Our core message at the Flawless Foundation is "Seeing the perfection in every person." Of course, this means different things to people. For some it means forgiveness and compassion. For others, it means a true open-mindedness about people and understanding of what they think, feel and experience in their lives. For me it means many things, but if I had to pick one, it would be looking at someone through eyes of love. Seeing the spark of divinity in each person. One of the most powerful tools for me to practice this way of seeing people and the world has been the inspiring photos of one of our Flawless board members, Pierre Hauser. Long before Instagram was popular, Pierre has been posting a photo each day on his Facebook page. He has many themes, but one of his specialities is capturing images of people on the street that are equally sobering and beautiful at the same time.
Because I am dedicated to the practice of trying to see the perfection in everyone, most of the time I can quickly find the beauty in an image that might seem stark, sad or even disturbing. Every once in a while, a photo will be so emotionally evocative that it might take me some time to find a thing of beauty to appreciate in the image.
This past weekend at a community salon for the Pollination Project Jeff Kirschner, the founder of the organization #litterati, presented his revolutionary campaign to end litter. It began on Instagram with the simple act of posting photos of litter. The premise is simple...find some litter on the ground, take a photo of it, post it online and throw the litter itself away.
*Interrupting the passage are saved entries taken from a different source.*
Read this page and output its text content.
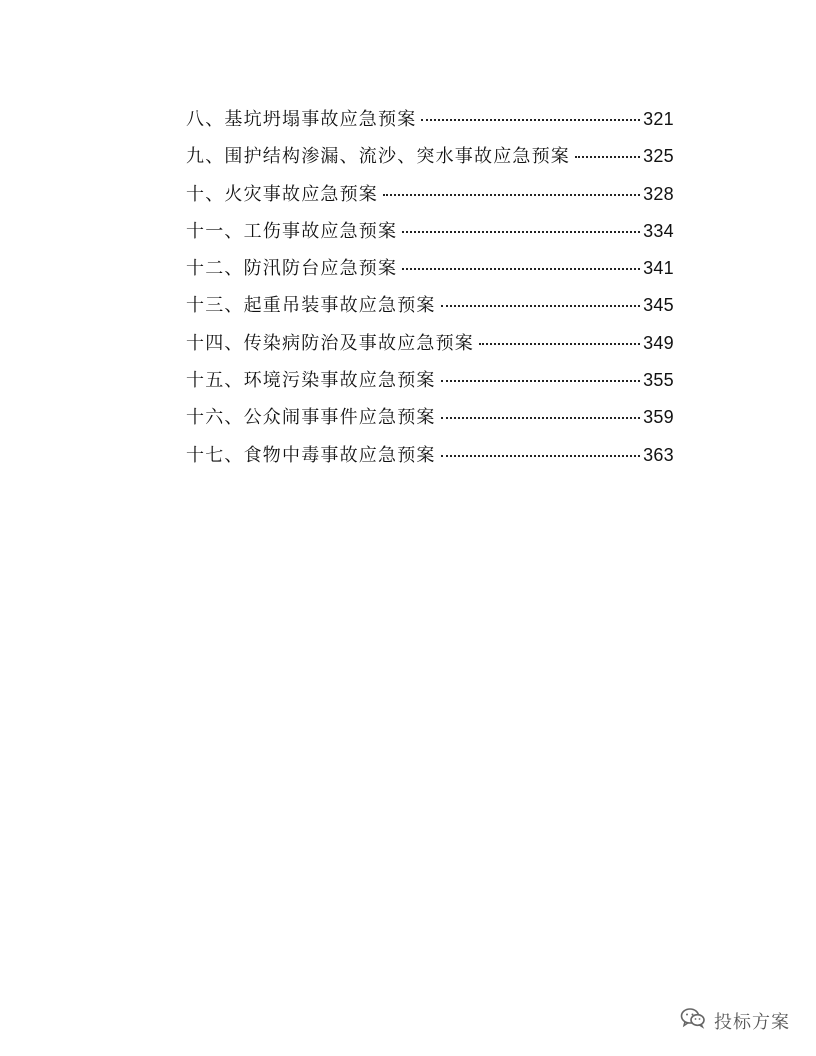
八、基坑坍塌事故应急预案	321
九、围护结构渗漏、流沙、突水事故应急预案	325
十、火灾事故应急预案	328
十一、工伤事故应急预案	334
十二、防汛防台应急预案	341
十三、起重吊装事故应急预案	345
十四、传染病防治及事故应急预案	349
十五、环境污染事故应急预案	355
十六、公众闹事事件应急预案	359
十七、食物中毒事故应急预案	363
投标方案
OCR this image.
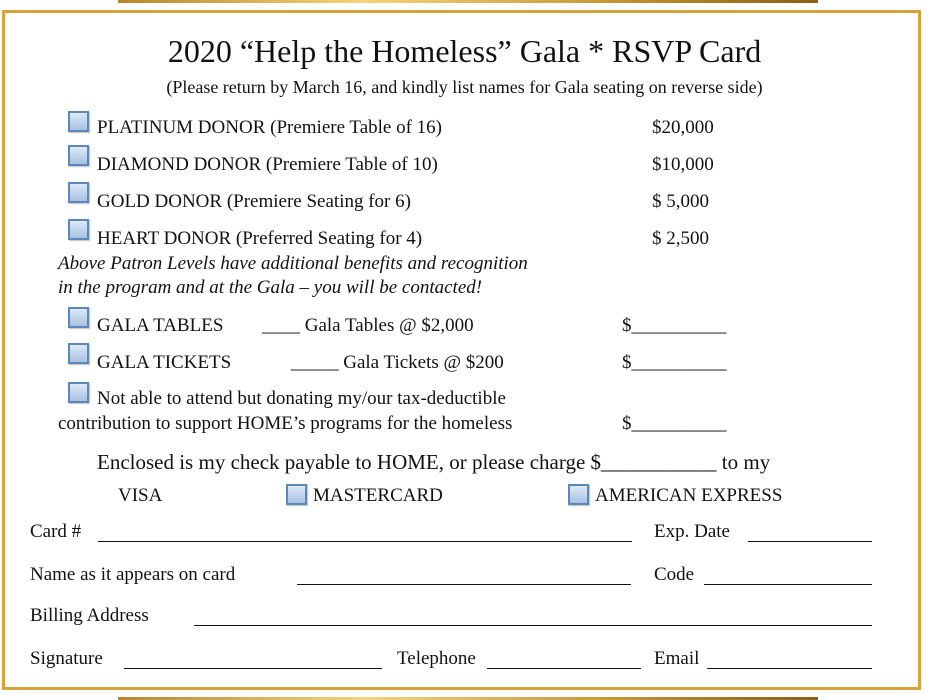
2020 “Help the Homeless” Gala * RSVP Card
(Please return by March 16, and kindly list names for Gala seating on reverse side)
PLATINUM DONOR (Premiere Table of 16)	$20,000
DIAMOND DONOR (Premiere Table of 10)	$10,000
GOLD DONOR (Premiere Seating for 6)	$ 5,000
HEART DONOR (Preferred Seating for 4)	$ 2,500
Above Patron Levels have additional benefits and recognition
in the program and at the Gala – you will be contacted!
GALA TABLES ____ Gala Tables @ $2,000	$__________
GALA TICKETS	_____ Gala Tickets @ $200	$__________
Not able to attend but donating my/our tax-deductible
contribution to support HOME’s programs for the homeless	$__________
Enclosed is my check payable to HOME, or please charge $___________ to my
VISA	MASTERCARD	AMERICAN EXPRESS
Card #	Exp. Date
Name as it appears on card	Code
Billing Address
Signature	Telephone	Email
As with Pierre's photos, Jeff's talk had many lessons beyond what you might see on the surface. He spoke about how people and corporations have engaged and reacted to his movement to end litter. For me, there were two striking lessons that apply to our work in the mental health advocacy world.
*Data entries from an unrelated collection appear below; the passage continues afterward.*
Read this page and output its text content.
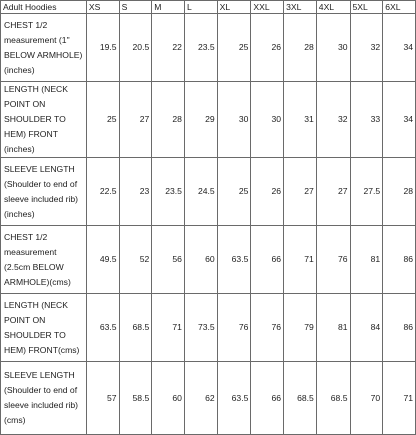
Adult Hoodies	XS	S	M	L	XL	XXL	3XL	4XL	5XL	6XL
CHEST 1/2 measurement (1" BELOW ARMHOLE) (inches)	19.5	20.5	22	23.5	25	26	28	30	32	34
LENGTH (NECK POINT ON SHOULDER TO HEM) FRONT (inches)	25	27	28	29	30	30	31	32	33	34
SLEEVE LENGTH (Shoulder to end of sleeve included rib) (inches)	22.5	23	23.5	24.5	25	26	27	27	27.5	28
CHEST 1/2 measurement (2.5cm BELOW ARMHOLE)(cms)	49.5	52	56	60	63.5	66	71	76	81	86
LENGTH (NECK POINT ON SHOULDER TO HEM) FRONT(cms)	63.5	68.5	71	73.5	76	76	79	81	84	86
SLEEVE LENGTH (Shoulder to end of sleeve included rib) (cms)	57	58.5	60	62	63.5	66	68.5	68.5	70	71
The first is understanding how you can make something that is "thrown away," "messy" "discarded" accessible and, dare I say, beautiful? In Flawless terms, how do you see the perfection in something that is viewed as dark, scary or unattractive?
The second important lesson that Jeff shared was about engagement from and with corporations. How does he communicate with companies when trash from their products is found over and over again? What is his philosophy behind calling out companies on their green policies? Does Litterati approach this in a "shaming and blaming" way -- or work collaboratively to clean the planet one plastic cup at a time? Jeff has had great success in working peacefully with partners and corporations on coming together to magnify the impact of his environmental movement.
The day after this powerful time with Jeff and the Pollination Project, I was in a gift shop in the San Francisco airport and came upon a huge display of horrifying products capitalizing on the stereotype of "psychos" at the well known bay area tourist site Alcatraz. I stopped in my tracks, quickly snapping photo after photo even if didn't yet know what I was going to do with them. I was so angry and outraged at this horrible reflection on real people who, like all of us, have the spark of divinity in them. I thought to myself, "What would Jeff do with these photos? " "How can I be peaceful and collaborative about this? " "How can I use these images to make the compassionate change that is so drastically needed? "
With my tight and temporarily hardened heart, I traveled home and landed into what felt like a fairy world of love and light as I went from the airport to a meeting with our Junior Volunteer Committee to work on a Flawless fundraiser that we are planning. I picked these inspiring 13 year old girls up from their Waldorf School where a few of them were wearing floral crowns from the flowers they found around campus. In the car they talked about their concern and compassion for our kids of Flawless who live with mental health challenges. Their young hearts were overflowing with activism and love. When I parked my car, they even wrote Flawless with a heart in the dust on my back window.
The power of photography struck again as they took photos of peacocks and peacock feathers (our Flawless logo) that they had drawn to post on Instagram, creating the hashtag of #getyourflawlesson. Their energy and pure open heartedness felt like magical fairy dust, potent enough to be able to dispel the hate that was depicted in those disturbing "psycho" photos I'd taken at the airport gift shop.
I still don't know what I will do with those Alcatraz photos, which to me depict their own kind of "litter" in our public attitudes about brain health. But I remain convinced that seeing the beauty and perfection will always win. So I wonder, what's your idea about how we can use images to spread the kind of fairy dust that those 13 year-old hearts seem to understand so well?